Thinking is hard but necessary - Catholic Courier

Thinking is hard but necessary

According to a recent report, 38 percent of people taking the official test for United States citizenship failed to pass the examination.

The test is one of the requirements for citizenship. It deals with such subjects as American history, rights and responsibilities, civics, and systems of government.

What to do with these failures? Send them back where they came from?!

Not so fast. These 38 percent of test-takers are already American citizens. The test was done as part of a Newsweek magazine poll. Although nothing new, the results were discouraging at this time.

More people know the names of contestants on "American Idol" than members of the cabinet, just as decades ago when more could name members of The Beatles than justices of the Supreme Court.

The annual variance in civic knowledge since World War II has averaged out to slightly less than 1 percent, according to a study done by the Annenberg School for Communication.

It may not be news, but it is troubling at a time when reality is being defined more and more by reality television show.

If ignorance is not increasing, the current level is hardly comforting in increasing globalization when it is important to understand how a tsunami in Japan will affect a local car dealer or revolution in a Mideast country affects the security of the United States.

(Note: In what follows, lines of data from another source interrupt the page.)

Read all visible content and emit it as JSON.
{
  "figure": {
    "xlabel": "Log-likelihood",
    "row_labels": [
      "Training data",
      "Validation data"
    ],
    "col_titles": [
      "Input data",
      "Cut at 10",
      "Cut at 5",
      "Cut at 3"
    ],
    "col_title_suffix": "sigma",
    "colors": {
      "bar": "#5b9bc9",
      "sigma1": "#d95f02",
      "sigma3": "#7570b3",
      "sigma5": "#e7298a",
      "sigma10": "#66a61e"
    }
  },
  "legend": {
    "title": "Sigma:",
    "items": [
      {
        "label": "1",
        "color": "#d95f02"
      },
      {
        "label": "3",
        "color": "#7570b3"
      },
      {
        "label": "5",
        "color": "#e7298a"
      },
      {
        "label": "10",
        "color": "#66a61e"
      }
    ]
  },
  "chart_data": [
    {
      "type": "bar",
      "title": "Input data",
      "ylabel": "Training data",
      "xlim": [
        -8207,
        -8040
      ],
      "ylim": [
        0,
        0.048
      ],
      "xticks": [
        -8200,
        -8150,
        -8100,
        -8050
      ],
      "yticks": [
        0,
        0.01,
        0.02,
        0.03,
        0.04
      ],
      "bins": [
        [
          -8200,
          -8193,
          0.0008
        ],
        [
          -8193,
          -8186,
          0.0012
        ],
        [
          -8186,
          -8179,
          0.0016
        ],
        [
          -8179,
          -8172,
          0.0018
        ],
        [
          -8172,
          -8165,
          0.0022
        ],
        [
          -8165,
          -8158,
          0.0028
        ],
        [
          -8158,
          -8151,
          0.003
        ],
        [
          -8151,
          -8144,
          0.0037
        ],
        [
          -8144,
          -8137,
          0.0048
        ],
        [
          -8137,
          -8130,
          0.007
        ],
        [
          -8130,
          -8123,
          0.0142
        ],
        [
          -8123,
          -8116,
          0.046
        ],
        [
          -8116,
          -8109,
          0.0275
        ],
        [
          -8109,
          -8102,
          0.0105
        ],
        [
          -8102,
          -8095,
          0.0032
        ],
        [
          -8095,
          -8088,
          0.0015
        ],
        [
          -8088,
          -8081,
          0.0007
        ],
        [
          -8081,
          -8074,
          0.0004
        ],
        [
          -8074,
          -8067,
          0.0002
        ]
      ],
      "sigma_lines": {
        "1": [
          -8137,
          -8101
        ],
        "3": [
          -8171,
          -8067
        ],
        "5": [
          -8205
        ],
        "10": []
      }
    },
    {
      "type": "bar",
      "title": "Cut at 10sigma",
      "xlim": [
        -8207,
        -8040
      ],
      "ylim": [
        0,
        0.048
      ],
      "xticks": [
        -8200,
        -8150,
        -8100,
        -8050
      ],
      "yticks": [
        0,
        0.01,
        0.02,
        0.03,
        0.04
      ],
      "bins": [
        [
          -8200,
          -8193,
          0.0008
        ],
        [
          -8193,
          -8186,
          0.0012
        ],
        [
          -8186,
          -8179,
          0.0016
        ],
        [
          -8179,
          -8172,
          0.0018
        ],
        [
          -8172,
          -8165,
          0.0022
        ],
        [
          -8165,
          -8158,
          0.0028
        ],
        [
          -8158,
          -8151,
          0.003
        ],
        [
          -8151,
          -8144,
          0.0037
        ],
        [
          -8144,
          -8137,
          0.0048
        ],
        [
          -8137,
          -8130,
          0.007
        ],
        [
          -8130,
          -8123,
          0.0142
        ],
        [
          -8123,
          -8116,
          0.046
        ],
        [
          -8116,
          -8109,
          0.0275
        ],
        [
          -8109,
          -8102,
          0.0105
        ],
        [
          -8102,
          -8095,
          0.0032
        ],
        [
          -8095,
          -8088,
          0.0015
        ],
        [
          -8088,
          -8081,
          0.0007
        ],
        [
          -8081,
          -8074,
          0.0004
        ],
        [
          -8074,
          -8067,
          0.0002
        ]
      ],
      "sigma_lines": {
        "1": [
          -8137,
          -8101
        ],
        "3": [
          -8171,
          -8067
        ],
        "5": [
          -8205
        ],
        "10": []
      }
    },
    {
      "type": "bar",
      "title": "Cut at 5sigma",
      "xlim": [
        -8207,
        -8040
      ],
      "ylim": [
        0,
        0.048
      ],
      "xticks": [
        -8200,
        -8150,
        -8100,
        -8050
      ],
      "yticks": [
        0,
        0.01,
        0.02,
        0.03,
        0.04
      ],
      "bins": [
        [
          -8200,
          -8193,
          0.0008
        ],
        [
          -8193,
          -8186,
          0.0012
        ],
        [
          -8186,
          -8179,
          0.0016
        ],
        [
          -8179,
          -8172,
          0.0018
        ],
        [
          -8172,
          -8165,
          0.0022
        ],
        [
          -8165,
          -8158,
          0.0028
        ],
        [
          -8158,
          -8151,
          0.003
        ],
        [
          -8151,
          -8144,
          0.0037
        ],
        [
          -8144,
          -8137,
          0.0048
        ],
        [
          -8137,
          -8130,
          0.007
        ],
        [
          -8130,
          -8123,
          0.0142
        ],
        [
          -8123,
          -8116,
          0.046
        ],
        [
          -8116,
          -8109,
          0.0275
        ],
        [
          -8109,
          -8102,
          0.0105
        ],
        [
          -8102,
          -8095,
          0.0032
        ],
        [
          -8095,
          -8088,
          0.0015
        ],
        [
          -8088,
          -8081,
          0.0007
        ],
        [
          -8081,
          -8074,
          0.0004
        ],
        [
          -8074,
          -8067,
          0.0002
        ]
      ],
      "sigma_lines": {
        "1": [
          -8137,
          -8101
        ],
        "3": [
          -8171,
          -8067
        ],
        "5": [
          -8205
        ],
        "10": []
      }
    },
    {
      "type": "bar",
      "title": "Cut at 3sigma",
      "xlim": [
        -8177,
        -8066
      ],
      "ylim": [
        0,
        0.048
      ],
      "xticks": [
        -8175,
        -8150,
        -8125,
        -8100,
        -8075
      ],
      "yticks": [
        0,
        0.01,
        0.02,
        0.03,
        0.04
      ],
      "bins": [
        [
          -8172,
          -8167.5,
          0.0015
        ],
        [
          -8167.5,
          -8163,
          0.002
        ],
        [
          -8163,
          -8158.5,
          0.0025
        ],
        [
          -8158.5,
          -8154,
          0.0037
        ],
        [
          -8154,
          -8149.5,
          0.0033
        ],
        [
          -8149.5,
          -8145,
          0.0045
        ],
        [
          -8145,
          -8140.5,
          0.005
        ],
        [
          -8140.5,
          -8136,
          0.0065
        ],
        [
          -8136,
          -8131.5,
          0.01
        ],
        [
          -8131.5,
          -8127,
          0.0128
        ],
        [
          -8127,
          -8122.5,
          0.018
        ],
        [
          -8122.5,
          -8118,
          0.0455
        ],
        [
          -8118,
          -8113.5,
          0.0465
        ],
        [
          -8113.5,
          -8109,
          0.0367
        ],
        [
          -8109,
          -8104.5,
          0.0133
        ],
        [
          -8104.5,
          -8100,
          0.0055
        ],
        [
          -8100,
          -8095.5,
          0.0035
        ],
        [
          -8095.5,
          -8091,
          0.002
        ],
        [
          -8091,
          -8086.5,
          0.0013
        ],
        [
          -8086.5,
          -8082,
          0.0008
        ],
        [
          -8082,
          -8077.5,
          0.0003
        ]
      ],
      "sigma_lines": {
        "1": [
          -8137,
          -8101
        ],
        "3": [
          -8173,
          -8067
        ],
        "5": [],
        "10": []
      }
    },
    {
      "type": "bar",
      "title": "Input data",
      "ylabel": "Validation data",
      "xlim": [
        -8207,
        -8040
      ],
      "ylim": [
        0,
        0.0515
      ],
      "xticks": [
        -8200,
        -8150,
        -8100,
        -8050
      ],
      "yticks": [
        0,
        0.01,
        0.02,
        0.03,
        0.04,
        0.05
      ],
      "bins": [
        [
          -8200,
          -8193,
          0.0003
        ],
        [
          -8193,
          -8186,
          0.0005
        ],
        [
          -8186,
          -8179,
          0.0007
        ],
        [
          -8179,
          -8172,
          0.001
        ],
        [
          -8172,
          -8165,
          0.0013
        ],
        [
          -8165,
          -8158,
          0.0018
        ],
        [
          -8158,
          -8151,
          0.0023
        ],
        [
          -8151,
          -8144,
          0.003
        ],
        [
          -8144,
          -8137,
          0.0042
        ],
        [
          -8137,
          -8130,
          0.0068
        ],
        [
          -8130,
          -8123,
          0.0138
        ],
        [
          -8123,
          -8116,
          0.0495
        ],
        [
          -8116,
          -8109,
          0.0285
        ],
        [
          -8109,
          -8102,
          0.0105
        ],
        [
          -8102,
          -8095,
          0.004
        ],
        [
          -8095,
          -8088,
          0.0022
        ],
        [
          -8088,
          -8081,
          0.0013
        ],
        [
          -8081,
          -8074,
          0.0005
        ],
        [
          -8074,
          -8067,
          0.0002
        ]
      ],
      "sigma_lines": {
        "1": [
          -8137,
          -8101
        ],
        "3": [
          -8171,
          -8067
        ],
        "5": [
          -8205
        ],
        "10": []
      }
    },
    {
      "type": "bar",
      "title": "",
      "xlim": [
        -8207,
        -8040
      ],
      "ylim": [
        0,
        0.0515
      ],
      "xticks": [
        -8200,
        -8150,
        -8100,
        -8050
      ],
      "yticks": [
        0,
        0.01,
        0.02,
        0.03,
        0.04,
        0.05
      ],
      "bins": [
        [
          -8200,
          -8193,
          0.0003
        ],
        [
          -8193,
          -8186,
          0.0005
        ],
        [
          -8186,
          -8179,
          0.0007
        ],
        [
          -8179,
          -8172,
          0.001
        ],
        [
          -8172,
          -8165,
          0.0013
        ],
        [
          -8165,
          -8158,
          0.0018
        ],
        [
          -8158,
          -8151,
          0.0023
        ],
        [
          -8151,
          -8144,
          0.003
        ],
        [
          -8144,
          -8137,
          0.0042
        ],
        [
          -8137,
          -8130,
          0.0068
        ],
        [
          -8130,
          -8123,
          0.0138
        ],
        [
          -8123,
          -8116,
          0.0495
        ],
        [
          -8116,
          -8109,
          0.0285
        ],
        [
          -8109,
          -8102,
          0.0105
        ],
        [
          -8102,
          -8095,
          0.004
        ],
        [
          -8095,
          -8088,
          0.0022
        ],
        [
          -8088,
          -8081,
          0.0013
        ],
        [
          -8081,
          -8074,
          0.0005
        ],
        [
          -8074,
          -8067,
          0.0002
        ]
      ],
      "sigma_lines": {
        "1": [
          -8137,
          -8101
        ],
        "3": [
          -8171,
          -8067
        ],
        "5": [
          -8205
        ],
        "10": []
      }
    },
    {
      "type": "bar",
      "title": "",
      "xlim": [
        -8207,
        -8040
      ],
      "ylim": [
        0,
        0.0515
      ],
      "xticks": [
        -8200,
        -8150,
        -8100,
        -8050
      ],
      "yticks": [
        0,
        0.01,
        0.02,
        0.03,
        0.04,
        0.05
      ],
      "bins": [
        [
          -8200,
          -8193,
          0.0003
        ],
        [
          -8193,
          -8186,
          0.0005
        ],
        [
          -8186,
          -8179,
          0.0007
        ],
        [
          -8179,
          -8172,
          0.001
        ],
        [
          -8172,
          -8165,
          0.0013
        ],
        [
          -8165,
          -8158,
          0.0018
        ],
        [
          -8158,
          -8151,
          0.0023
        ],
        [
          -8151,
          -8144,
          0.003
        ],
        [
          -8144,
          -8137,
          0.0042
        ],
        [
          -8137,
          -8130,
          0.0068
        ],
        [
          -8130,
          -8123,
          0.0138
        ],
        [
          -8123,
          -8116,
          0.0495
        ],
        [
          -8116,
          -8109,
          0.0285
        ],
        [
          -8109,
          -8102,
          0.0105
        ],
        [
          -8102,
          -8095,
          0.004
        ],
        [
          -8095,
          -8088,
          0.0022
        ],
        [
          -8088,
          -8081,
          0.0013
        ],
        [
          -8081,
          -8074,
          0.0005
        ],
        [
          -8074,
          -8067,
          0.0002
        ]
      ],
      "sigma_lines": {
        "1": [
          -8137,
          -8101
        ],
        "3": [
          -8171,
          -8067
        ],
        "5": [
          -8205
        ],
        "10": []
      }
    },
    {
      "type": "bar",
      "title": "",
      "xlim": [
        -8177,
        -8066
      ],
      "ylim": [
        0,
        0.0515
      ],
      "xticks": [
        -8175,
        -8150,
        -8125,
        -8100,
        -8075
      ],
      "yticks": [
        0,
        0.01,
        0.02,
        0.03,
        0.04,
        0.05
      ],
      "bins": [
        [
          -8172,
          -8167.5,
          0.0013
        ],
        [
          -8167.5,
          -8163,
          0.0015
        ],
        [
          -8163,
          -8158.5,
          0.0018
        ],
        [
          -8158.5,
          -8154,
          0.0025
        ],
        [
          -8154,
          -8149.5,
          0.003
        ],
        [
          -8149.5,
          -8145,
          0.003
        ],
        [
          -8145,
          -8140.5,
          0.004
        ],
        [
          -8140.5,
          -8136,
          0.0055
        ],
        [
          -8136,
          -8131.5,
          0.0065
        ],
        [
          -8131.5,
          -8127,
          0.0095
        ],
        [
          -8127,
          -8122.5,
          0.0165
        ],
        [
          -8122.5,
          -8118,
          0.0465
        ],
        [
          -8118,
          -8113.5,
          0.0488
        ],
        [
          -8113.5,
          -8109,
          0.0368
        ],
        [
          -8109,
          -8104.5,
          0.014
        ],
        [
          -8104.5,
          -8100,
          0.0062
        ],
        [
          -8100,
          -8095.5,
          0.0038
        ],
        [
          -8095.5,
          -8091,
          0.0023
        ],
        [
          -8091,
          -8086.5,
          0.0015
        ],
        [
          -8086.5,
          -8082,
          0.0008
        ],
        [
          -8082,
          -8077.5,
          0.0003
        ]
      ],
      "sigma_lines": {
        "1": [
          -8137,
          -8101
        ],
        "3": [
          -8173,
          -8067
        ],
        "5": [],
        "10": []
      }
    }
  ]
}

Thinking is difficult as evidenced by a recent change by the Vatican in the requirements to earn a bachelor’s degree in philosophy. The new requirement adds one more year, requiring three years of philosophy studies to obtain an ecclesiastical bachelor’s degree in philosophy.

The reason? The world is a more difficult thing to understand with a culture that increasingly believes there is no such a thing as permanent, objective truth.

"In fact, there is often mistrust in the capacity of human intelligence to arrive at objective and universal truth — a truth by which people can give direction to their lives," said the Vatican agency.

Not being able to come up with facts is not as serious as the lack of ability to take unorganized, unexamined facts and use them to reach an understanding or comprehension.

That is why "we are drowning in information but starved for knowledge," John Naisbitt wrote in Megatrends.

It is better to know why our faith teaches as it does about such things as human rights and dignity than facts by rote. That is the difference between the question-and-answer Baltimore Catechism and the Catechism of the Catholic Church. The former provided facts, dutifully memorized. The latter is an integrated presentation of the meaning of our faith.

Much of philosophy is connecting the dots, identifying the nature of things and relating them to one another in the quest for truth.

On one hand, it takes three years of study to be a thinker. On the other, anybody with a credit card and a way to get to the big-box store to buy a computer can be a "thinker" and post on a blog.

We need more philosophers and fewer bloggers to find that truth that gives direction to our lives.

Kent, now retired, was editor of archdiocesan newspapers in Omaha and Seattle.